To solve the inequality $x^2 - 16 > 0$, we'll first factor the quadratic expression.

• Step 1: Recognize that $x^2 - 16$ is a difference of squares, and factor it as $(x - 4)(x + 4) > 0$.
• Step 2: Identify the critical points where the expression equals zero: $x - 4 = 0$ gives $x = 4$, and $x + 4 = 0$ gives $x = -4$.
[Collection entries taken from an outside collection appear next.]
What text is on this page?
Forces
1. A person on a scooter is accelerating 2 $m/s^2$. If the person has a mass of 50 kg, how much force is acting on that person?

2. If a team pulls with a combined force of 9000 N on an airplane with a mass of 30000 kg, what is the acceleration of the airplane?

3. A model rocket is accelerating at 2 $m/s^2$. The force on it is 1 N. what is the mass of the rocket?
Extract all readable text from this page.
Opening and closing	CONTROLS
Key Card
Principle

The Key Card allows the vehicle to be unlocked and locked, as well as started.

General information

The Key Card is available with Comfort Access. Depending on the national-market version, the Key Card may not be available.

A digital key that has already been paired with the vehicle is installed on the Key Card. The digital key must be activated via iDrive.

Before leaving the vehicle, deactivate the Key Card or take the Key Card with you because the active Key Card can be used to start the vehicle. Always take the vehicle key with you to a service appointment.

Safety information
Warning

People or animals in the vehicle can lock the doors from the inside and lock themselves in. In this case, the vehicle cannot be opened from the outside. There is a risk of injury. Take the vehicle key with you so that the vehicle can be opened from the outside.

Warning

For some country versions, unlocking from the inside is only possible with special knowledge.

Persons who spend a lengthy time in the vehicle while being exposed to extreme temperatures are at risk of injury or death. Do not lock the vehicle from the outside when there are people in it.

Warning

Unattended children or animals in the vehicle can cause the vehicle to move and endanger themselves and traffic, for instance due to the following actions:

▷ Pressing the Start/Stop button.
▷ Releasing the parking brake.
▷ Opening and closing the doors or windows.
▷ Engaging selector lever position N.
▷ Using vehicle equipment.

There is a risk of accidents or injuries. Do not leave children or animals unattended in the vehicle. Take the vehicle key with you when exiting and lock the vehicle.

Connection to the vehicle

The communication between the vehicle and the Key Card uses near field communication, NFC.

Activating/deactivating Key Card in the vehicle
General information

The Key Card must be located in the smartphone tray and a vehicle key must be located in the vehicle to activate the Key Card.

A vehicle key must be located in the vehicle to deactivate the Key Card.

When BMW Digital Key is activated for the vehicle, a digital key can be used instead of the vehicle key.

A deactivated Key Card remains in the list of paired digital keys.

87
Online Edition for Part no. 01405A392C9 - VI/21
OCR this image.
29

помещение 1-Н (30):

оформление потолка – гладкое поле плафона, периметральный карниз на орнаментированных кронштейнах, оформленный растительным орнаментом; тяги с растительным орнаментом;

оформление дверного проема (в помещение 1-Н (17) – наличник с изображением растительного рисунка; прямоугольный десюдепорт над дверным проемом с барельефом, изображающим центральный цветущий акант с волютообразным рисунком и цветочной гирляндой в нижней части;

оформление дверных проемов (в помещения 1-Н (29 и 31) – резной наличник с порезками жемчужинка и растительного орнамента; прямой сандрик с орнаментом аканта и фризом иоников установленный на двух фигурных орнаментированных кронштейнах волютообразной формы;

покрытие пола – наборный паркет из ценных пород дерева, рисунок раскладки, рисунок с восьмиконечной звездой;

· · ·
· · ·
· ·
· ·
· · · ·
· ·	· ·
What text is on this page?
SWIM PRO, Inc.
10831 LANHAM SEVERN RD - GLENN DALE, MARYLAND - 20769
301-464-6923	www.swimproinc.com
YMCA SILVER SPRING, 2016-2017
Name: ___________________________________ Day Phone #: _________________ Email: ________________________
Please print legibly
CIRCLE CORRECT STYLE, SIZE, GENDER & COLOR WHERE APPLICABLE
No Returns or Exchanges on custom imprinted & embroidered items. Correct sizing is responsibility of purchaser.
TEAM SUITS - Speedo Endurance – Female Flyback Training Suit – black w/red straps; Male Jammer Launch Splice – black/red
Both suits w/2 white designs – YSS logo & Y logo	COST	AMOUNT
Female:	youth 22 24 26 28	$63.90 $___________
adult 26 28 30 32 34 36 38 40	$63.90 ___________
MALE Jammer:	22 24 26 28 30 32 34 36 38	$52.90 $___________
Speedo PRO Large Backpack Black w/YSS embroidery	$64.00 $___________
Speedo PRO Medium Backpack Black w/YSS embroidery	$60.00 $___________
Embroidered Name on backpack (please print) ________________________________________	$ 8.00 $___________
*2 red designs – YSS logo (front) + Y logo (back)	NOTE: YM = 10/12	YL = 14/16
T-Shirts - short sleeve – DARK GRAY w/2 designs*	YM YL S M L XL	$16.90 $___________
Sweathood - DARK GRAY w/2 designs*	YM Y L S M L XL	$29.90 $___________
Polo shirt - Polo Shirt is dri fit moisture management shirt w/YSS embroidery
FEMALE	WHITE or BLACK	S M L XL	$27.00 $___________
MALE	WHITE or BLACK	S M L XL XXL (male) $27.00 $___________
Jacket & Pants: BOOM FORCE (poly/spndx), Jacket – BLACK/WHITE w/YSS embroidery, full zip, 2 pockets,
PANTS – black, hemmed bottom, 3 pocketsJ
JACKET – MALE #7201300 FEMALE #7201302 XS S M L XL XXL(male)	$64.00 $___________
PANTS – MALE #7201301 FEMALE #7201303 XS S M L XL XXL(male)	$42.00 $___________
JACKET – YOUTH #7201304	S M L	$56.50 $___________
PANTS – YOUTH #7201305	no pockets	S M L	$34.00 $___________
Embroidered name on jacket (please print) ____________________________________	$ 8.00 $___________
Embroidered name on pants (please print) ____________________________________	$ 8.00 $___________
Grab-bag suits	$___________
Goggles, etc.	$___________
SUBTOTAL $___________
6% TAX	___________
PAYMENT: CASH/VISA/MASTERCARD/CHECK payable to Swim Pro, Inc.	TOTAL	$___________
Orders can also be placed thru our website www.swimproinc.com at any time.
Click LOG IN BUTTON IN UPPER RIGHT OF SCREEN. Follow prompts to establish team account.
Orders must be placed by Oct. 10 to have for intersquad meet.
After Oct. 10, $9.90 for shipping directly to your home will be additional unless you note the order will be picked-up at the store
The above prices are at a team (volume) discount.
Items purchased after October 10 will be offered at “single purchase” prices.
• Step 3: Test intervals determined by these critical points. We consider the intervals:
  a) $x < -4$
  b) $-4 < x < 4$
  c) $x > 4$
• Step 4: Determine the sign of the expression in each interval:
  - For $x < -4$, choose $x = -5$. Then $(x - 4)(x + 4) = (-5 - 4)(-5 + 4) = (-9)(-1) = 9 > 0$. So, this interval satisfies the inequality.
  - For $-4 < x < 4$, choose $x = 0$. Then $(x - 4)(x + 4) = (0 - 4)(0 + 4) = (-4)(4) = -16 < 0$. This interval does not satisfy the inequality.
  - For $x > 4$, choose $x = 5$. Then $(x - 4)(x + 4) = (5 - 4)(5 + 4) = (1)(9) = 9 > 0$. So, this interval satisfies the inequality.
• Step 5: Combine these results to state the solution as $x < -4$ or $x > 4$.

Hence, the solution to the inequality is: $x < -4, \, 4 < x$.